28 January 2014: Our friend Innocent Balagizi wrote to let us know that he is defending is master's thesis this week. He sent us the abstract, which is posted in the Biodiversity and Conservation section on the Publications page. His research will have very important implications for plant conservation and biology education in eastern Congo, focusing on teaching about medicinal and wild food plants in the region's secondary schools. He writes, "We are working on medicinal and wild food plants of the eastern DRC for technology development and food security! Now we have a community outreach programme [based on] the experience of P-BEATRA." It's great to see the Field Museum's training programs in the region, like P-BEATRA, continuing to influence science and conservation in the Albertine Rift.

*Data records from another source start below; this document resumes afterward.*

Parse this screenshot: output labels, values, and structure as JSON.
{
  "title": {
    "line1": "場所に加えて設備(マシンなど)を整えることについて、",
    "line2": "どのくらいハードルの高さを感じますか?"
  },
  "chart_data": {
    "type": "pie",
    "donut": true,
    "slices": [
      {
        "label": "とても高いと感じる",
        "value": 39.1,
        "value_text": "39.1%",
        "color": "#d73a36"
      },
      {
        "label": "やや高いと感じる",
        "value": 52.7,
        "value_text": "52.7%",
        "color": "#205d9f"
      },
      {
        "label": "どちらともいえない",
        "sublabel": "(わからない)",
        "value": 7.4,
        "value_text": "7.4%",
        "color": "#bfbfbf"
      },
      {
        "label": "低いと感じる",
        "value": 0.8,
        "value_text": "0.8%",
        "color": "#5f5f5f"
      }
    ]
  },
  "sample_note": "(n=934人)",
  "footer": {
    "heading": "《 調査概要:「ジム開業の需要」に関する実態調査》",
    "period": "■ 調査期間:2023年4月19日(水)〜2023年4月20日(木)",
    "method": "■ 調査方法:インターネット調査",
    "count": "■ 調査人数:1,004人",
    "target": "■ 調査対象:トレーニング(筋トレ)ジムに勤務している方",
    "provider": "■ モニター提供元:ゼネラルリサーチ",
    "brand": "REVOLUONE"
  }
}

19 November 2013: Our Publications page continues to grow. Today we added two new papers from the Bonn zoological Bulletin by Field Museum and Roosevelt University mammalogist Julian C. Kerbis Peterhans and colleagues from DR Congo, Germany, and Uganda. These papers describe the mammal fauna of the poorly known southern Albertine Rift forests of Misotshi-Kabogo on the eastern shore of Lake Tanganyika and include the descriptions of four new species, two shrews and two insectivorous bats. The papers also suggest that other specimens collected may represent undescribed species. This clearly highlights the need for further biodiversity surveys in this region, one that has been difficult to access in recent years due to lack of infrastructure and civil strife. The papers can be downloaded in the Mammals section on the Publications page.
The Field Museum has a long history of ornithological research in Africa dating back to inventory work by collectors working for the museum and extensive field work by curators W. R. Boulton (West Africa and Angola) and Melvin Traylor (Zambia, Botswana, Egypt and Sudan). The museum also purchased important historical collections of F. J. Jackson and V. G. L. van Someren (Kenya and Uganda) and smaller collections made by Goode (Cameroon) and D. Parelius (Ivory Coast). Since 1990, we have worked in Central African Republic, Democratic Republic of Congo, Uganda, Rwanda, Burundi, Malawi, Mozambique, South Africa, and Madagascar. These efforts include collecting specimens, training and providing support to African graduate students and conservation specialists, and conducting scientific research useful for setting conservation priorities in the region. All of our recent work has been in concert with local institutions and colleagues. In Malawi, for example, we have worked with the National Museums of Malawi to make modern surveys of birds throughout the country to understand morphological and genetic diversity in both birds and their parasites/pathogens. This collection may be the most comprehensive modern collection of birds and parasites from any African country, something that will allow comparative work on Malawian birds to be conducted for generations to come.